V. Sa. bem sabe de tudo isto, eis que a audiência adiada d'ontem era acerca do processo que tenciono mover contra tal criatura abominável. O hediondo senhor ainda insiste em deixar suas plantas odiosas a crescer por cima de minha propriedade, como se fosse um ato espontâneo de sabotagem insensata contra minha pessoa. Sim, bem sei que tal indivíduo começou a esbravejar injúrias em sua língua natal quando tentei manter atividades musicais um pouquinho mais ordenadas que a sinfonia de notas estranhas em tons indefinidos emitidas pela gaita de foles de meu primo, forçando-me a encerrar tais atividades, mas ainda assim sua insistência em deixar tais plantas a redeas soltas cobrindo meu telhado e danificando muito a estrutura do mesmo, continuou por meses a fio, bem antes da chegada do imigrante escocês que aqui habita no momento.

Enfim, após uma noite em que dormi por aproximadamente 15 segundos, fui fazer um café extra-extra-extra-super-ultra-plus forte em um tentativa vã de me despertar, mas verifiquei para meu horror que café em minha residência não mais havia. Esqueci-me de trancar o depósito de café da despensa, e acho que alguém que aqui reside resolveu dar cabo de minhas preciosas reservas deste magnífico pó. Praguejando horrores, como é de hábito, dirigi-me para a garagem, a fim de apanhar meu veículo automotor para tentar localizar algum estabelecimento infecto que vendesse tal infusão, absolutamente vital para o meu pleno funcionamento, logo em seguida dirigindo-me para vosso escritório, para que fizéssemos a tal reunião.
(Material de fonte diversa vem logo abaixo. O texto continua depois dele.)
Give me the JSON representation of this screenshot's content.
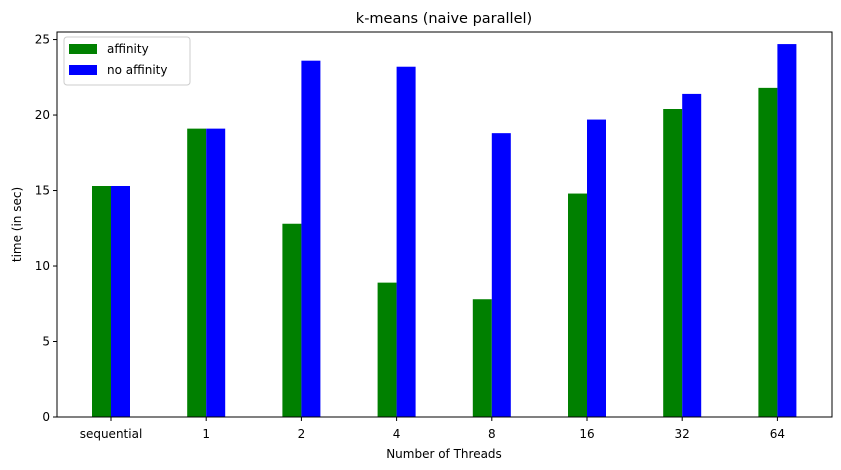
{
  "chart_data": {
    "type": "bar",
    "title": "k-means (naive parallel)",
    "xlabel": "Number of Threads",
    "ylabel": "time (in sec)",
    "categories": [
      "sequential",
      "1",
      "2",
      "4",
      "8",
      "16",
      "32",
      "64"
    ],
    "series": [
      {
        "name": "affinity",
        "color": "#008000",
        "values": [
          15.3,
          19.1,
          12.8,
          8.9,
          7.8,
          14.8,
          20.4,
          21.8
        ]
      },
      {
        "name": "no affinity",
        "color": "#0000ff",
        "values": [
          15.3,
          19.1,
          23.6,
          23.2,
          18.8,
          19.7,
          21.4,
          24.7
        ]
      }
    ],
    "ylim": [
      0,
      25.5
    ],
    "yticks": [
      0,
      5,
      10,
      15,
      20,
      25
    ],
    "grid": false,
    "legend_position": "top-left"
  }
}
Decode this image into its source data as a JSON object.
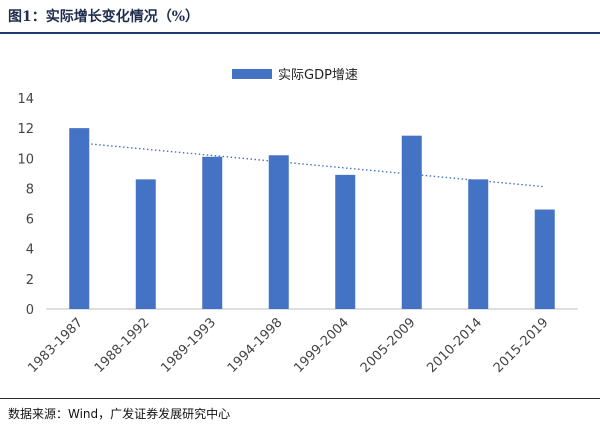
{
  "header": {
    "title": "图1：实际增长变化情况（%）"
  },
  "footer": {
    "source": "数据来源：Wind，广发证券发展研究中心"
  },
  "chart_data": {
    "type": "bar",
    "title": "",
    "xlabel": "",
    "ylabel": "",
    "categories": [
      "1983-1987",
      "1988-1992",
      "1989-1993",
      "1994-1998",
      "1999-2004",
      "2005-2009",
      "2010-2014",
      "2015-2019"
    ],
    "series": [
      {
        "name": "实际GDP增速",
        "values": [
          12.0,
          8.6,
          10.1,
          10.2,
          8.9,
          11.5,
          8.6,
          6.6
        ],
        "color": "#4472c4"
      }
    ],
    "trendline": {
      "type": "linear",
      "style": "dotted",
      "color": "#4472c4"
    },
    "ylim": [
      0,
      14
    ],
    "yticks": [
      0,
      2,
      4,
      6,
      8,
      10,
      12,
      14
    ],
    "grid": false,
    "legend": "top-center"
  }
}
O carro que possuo, bem sabe V. Sa., está mais para uma charrete que um automóvel propriamente dito; maldita renda insuficiente de desenhista que não me permite adquirir uma coisa melhor que um Fiat 147 amarelo-abóbora. Após inúmeras tentativas de por o quase falecido motor em funcionamento, consegui finalmente obter êxito após empurrar tal ferro-velho por algumas dezenas de metros. Subi na carroceria enferrujada e prossegui adiante, conseguindo obter a velocidade lúdrica de 40 km/h de minha carroça automotiva. Isto na segunda marcha; caso tente passar para a terceira, o carro imediatamente começa a enfraquecer. A quarta marcha estampada na alavanca de câmbio é uma piada de mau gosto, creio eu, pois o dia em que necessitar ativá-la será o momento concomitante do apocalipse.
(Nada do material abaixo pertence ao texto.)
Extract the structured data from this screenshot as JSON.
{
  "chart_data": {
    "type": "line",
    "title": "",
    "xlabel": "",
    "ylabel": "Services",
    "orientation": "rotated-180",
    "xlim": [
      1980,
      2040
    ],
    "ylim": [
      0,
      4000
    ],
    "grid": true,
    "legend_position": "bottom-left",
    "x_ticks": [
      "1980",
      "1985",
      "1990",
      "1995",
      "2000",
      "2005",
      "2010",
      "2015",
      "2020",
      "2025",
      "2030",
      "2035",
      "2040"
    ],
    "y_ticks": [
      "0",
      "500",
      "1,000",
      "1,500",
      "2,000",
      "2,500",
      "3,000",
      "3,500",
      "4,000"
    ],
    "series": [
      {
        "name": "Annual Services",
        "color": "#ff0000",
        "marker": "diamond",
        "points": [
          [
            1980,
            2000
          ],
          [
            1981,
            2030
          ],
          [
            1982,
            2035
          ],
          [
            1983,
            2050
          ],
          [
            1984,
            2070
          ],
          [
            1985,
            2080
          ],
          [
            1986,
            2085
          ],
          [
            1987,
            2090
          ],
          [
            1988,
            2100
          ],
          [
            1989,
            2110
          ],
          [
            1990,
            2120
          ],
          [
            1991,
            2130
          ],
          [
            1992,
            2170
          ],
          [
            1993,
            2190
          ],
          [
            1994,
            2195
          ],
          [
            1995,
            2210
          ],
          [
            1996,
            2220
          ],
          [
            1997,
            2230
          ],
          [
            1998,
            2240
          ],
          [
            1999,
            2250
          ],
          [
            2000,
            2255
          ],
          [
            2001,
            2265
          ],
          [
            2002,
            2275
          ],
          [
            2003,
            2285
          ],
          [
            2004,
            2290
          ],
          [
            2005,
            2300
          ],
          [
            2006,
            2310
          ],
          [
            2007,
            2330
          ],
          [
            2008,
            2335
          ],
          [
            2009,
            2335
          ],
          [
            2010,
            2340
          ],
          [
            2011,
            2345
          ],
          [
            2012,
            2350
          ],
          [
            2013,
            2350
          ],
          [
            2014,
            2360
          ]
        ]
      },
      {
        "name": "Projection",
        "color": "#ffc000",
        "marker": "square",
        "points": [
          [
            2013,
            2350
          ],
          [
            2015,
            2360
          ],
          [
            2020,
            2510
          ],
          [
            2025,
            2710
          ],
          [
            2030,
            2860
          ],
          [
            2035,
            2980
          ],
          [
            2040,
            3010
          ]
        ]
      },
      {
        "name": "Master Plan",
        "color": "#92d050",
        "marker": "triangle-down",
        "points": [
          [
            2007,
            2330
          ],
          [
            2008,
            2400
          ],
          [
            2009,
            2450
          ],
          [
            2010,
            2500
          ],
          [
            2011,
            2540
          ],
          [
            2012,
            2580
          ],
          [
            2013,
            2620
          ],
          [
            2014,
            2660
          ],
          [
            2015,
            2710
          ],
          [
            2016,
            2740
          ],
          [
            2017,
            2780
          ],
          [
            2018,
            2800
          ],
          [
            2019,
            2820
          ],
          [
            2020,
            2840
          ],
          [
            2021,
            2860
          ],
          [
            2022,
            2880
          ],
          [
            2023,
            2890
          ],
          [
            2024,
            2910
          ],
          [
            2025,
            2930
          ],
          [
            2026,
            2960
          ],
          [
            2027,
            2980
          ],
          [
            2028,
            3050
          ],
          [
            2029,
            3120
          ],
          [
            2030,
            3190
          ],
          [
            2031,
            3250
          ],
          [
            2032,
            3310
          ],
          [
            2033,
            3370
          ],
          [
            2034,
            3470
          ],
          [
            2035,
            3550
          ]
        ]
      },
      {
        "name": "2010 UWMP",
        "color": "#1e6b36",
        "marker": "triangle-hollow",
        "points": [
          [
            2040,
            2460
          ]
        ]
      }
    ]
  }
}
Meu júbilo de dirigir tal possante máquina foi interrompido momentos adiante, quando apareceu diante de mim um veículo ainda mais digno de pena que o meu: um Corcel I branco, que ocupava com hegemonia a via em que circulava, atingindo a velocidade espantosa de 150...metros por dia. Após muito praguejar(minha buzina não funciona), esgoelei o motor de minha abobrinha, contrariando o último mecânico que o examinou, que me recomendou que nunca o fizesse. A máquina reclamou tanto que experimentei passar para a terceira marcha, fato este que causou a morte instantânea do motor.
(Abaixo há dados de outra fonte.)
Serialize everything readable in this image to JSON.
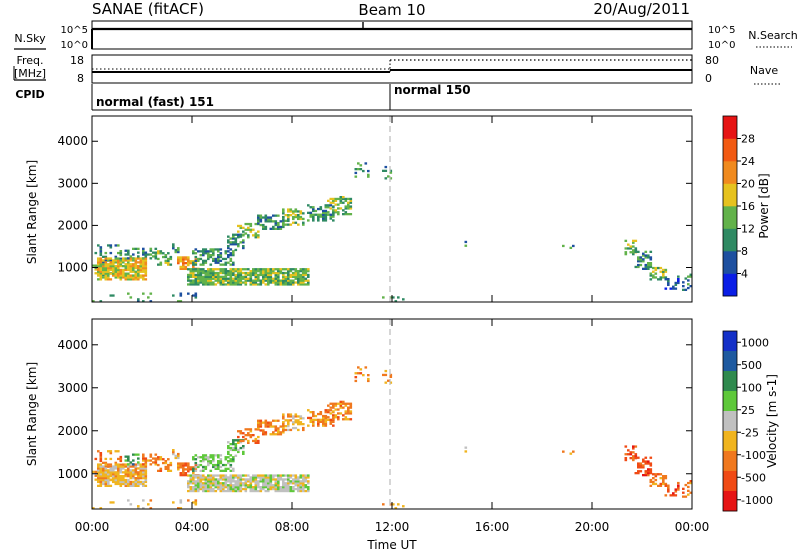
{
  "header": {
    "station": "SANAE (fitACF)",
    "beam": "Beam 10",
    "date": "20/Aug/2011"
  },
  "ops": {
    "nsky_label": "N.Sky",
    "nsearch_label": "N.Search",
    "freq_label_line1": "Freq.",
    "freq_label_line2": "[MHz]",
    "nave_label": "Nave",
    "cpid_label": "CPID",
    "nsky_ticks": [
      "10^5",
      "10^0"
    ],
    "nsearch_ticks": [
      "10^5",
      "10^0"
    ],
    "freq_ticks": [
      "18",
      "8"
    ],
    "nave_ticks": [
      "80",
      "0"
    ],
    "programs": [
      {
        "name": "normal (fast) 151",
        "start_hour": 0,
        "end_hour": 12
      },
      {
        "name": "normal 150",
        "start_hour": 12,
        "end_hour": 24
      }
    ]
  },
  "colors": {
    "power": [
      "#0a1ee6",
      "#1e50a0",
      "#2f8a63",
      "#62b24a",
      "#e6c21e",
      "#f08a1e",
      "#f25a12",
      "#e61414"
    ],
    "velocity": [
      "#1430c8",
      "#1e5aa0",
      "#2f8a4e",
      "#5ec83a",
      "#c0c0c0",
      "#f0b41e",
      "#f0781e",
      "#f04a14",
      "#e61414"
    ]
  },
  "chart_data": [
    {
      "type": "heatmap",
      "name": "power",
      "xlabel": "",
      "ylabel": "Slant Range [km]",
      "xlim": [
        0,
        24
      ],
      "ylim": [
        180,
        4600
      ],
      "yticks": [
        "1000",
        "2000",
        "3000",
        "4000"
      ],
      "colorbar": {
        "label": "Power [dB]",
        "ticks": [
          "4",
          "8",
          "12",
          "16",
          "20",
          "24",
          "28"
        ]
      },
      "vertical_marker_hour": 12
    },
    {
      "type": "heatmap",
      "name": "velocity",
      "xlabel": "Time UT",
      "ylabel": "Slant Range [km]",
      "xlim": [
        0,
        24
      ],
      "ylim": [
        180,
        4600
      ],
      "xticks": [
        "00:00",
        "04:00",
        "08:00",
        "12:00",
        "16:00",
        "20:00",
        "00:00"
      ],
      "yticks": [
        "1000",
        "2000",
        "3000",
        "4000"
      ],
      "colorbar": {
        "label": "Velocity [m s-1]",
        "ticks": [
          "1000",
          "500",
          "100",
          "25",
          "-25",
          "-100",
          "-500",
          "-1000"
        ]
      },
      "vertical_marker_hour": 12
    }
  ],
  "scatter_regions": [
    {
      "t0": 0.0,
      "t1": 4.4,
      "r0": 180,
      "r1": 400,
      "density": 0.12,
      "pk": 2,
      "vk": 5
    },
    {
      "t0": 0.0,
      "t1": 1.2,
      "r0": 1100,
      "r1": 1550,
      "density": 0.35,
      "pk": 2,
      "vk": 6
    },
    {
      "t0": 0.0,
      "t1": 0.8,
      "r0": 800,
      "r1": 1050,
      "density": 0.6,
      "pk": 3,
      "vk": 5
    },
    {
      "t0": 0.2,
      "t1": 2.2,
      "r0": 700,
      "r1": 1200,
      "density": 0.85,
      "pk": 4,
      "vk": 5
    },
    {
      "t0": 1.3,
      "t1": 1.9,
      "r0": 1200,
      "r1": 1450,
      "density": 0.4,
      "pk": 2,
      "vk": 2
    },
    {
      "t0": 2.0,
      "t1": 2.6,
      "r0": 1200,
      "r1": 1450,
      "density": 0.35,
      "pk": 2,
      "vk": 6
    },
    {
      "t0": 2.6,
      "t1": 3.2,
      "r0": 1050,
      "r1": 1400,
      "density": 0.5,
      "pk": 3,
      "vk": 6
    },
    {
      "t0": 3.2,
      "t1": 3.5,
      "r0": 1350,
      "r1": 1600,
      "density": 0.45,
      "pk": 2,
      "vk": 5
    },
    {
      "t0": 3.4,
      "t1": 4.2,
      "r0": 950,
      "r1": 1250,
      "density": 0.6,
      "pk": 5,
      "vk": 6
    },
    {
      "t0": 4.0,
      "t1": 5.6,
      "r0": 1050,
      "r1": 1450,
      "density": 0.55,
      "pk": 2,
      "vk": 3
    },
    {
      "t0": 5.4,
      "t1": 6.0,
      "r0": 1400,
      "r1": 1800,
      "density": 0.45,
      "pk": 2,
      "vk": 3
    },
    {
      "t0": 3.8,
      "t1": 8.6,
      "r0": 580,
      "r1": 950,
      "density": 0.85,
      "pk": 3,
      "vk": 4
    },
    {
      "t0": 5.8,
      "t1": 6.6,
      "r0": 1700,
      "r1": 2050,
      "density": 0.5,
      "pk": 3,
      "vk": 6
    },
    {
      "t0": 6.6,
      "t1": 7.6,
      "r0": 1900,
      "r1": 2250,
      "density": 0.6,
      "pk": 2,
      "vk": 6
    },
    {
      "t0": 7.6,
      "t1": 8.4,
      "r0": 2000,
      "r1": 2400,
      "density": 0.5,
      "pk": 3,
      "vk": 5
    },
    {
      "t0": 8.6,
      "t1": 9.6,
      "r0": 2100,
      "r1": 2500,
      "density": 0.5,
      "pk": 2,
      "vk": 6
    },
    {
      "t0": 9.4,
      "t1": 10.3,
      "r0": 2250,
      "r1": 2700,
      "density": 0.5,
      "pk": 3,
      "vk": 6
    },
    {
      "t0": 10.5,
      "t1": 11.0,
      "r0": 3050,
      "r1": 3500,
      "density": 0.3,
      "pk": 2,
      "vk": 6
    },
    {
      "t0": 11.6,
      "t1": 11.9,
      "r0": 3100,
      "r1": 3450,
      "density": 0.3,
      "pk": 2,
      "vk": 6
    },
    {
      "t0": 11.6,
      "t1": 12.4,
      "r0": 180,
      "r1": 350,
      "density": 0.15,
      "pk": 2,
      "vk": 5
    },
    {
      "t0": 14.8,
      "t1": 15.0,
      "r0": 1500,
      "r1": 1600,
      "density": 0.5,
      "pk": 2,
      "vk": 5
    },
    {
      "t0": 18.8,
      "t1": 19.3,
      "r0": 1450,
      "r1": 1550,
      "density": 0.35,
      "pk": 2,
      "vk": 6
    },
    {
      "t0": 21.3,
      "t1": 21.8,
      "r0": 1300,
      "r1": 1650,
      "density": 0.5,
      "pk": 3,
      "vk": 7
    },
    {
      "t0": 21.7,
      "t1": 22.4,
      "r0": 950,
      "r1": 1400,
      "density": 0.55,
      "pk": 2,
      "vk": 7
    },
    {
      "t0": 22.3,
      "t1": 23.0,
      "r0": 700,
      "r1": 1000,
      "density": 0.55,
      "pk": 3,
      "vk": 6
    },
    {
      "t0": 22.9,
      "t1": 23.5,
      "r0": 480,
      "r1": 750,
      "density": 0.5,
      "pk": 1,
      "vk": 7
    },
    {
      "t0": 23.4,
      "t1": 24.0,
      "r0": 450,
      "r1": 850,
      "density": 0.3,
      "pk": 2,
      "vk": 6
    }
  ]
}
O dono do Corcel se riu muito de meu infortúnio e seguiu adiante, enquanto eu dei uma dúzia de pontapés no meu extinto veículo, evidentemente machucando-me muito mais que a lataria de sólido ferro. Mancando, resignei-me a empurrar meu fardo de volta para minha residência, sendo definitivamente impedido de comparecer à nossa planejada reunião, uma vez que o transporte público ainda estava paralisado devido à greve de seus operantes, que exigem 150% de aumento mas que sabem que seus patrões, se muito, irão conceder um aumento de 0,0000000000000000000000zero porcento.

Como v. Exa. pode constatar, não foi por simples lapso de memória que não pude comparecer a tal reunião. Estou aqui escrevendo no meu mais caprichado português, típico de agentes da lei como o senhor, para tentar entender por que diabos o senhor teve a cara de pau de mandar-me uma nota de cobrança pela reunião que NÃO aconteceu ontem. Foda-se o português críptico; bem sei que cretinos como o senhor só usam essas merdas para enganar suas pobres vítimas, confundindo-as irremediavelmente com estes termos rebuscados dos infernos. Escrevi e remeti esta pequena nota no momento em que recebi sua porca cobrança, momento este que me determinei a comparecer em seu escritório, munido do meu fiel taco de baseball, para redecorar suas instalações e a sua cara. Como sei que demorarei uns 2 dias para chegar aí, uma vez que estarei indo a pé, espero que esta carta NÃO chegue às suas imundas mãos antes que consiga aí chegar. Para isto tenho plena confiança que meus queridos agentes dos correios certamente irão me ajudar.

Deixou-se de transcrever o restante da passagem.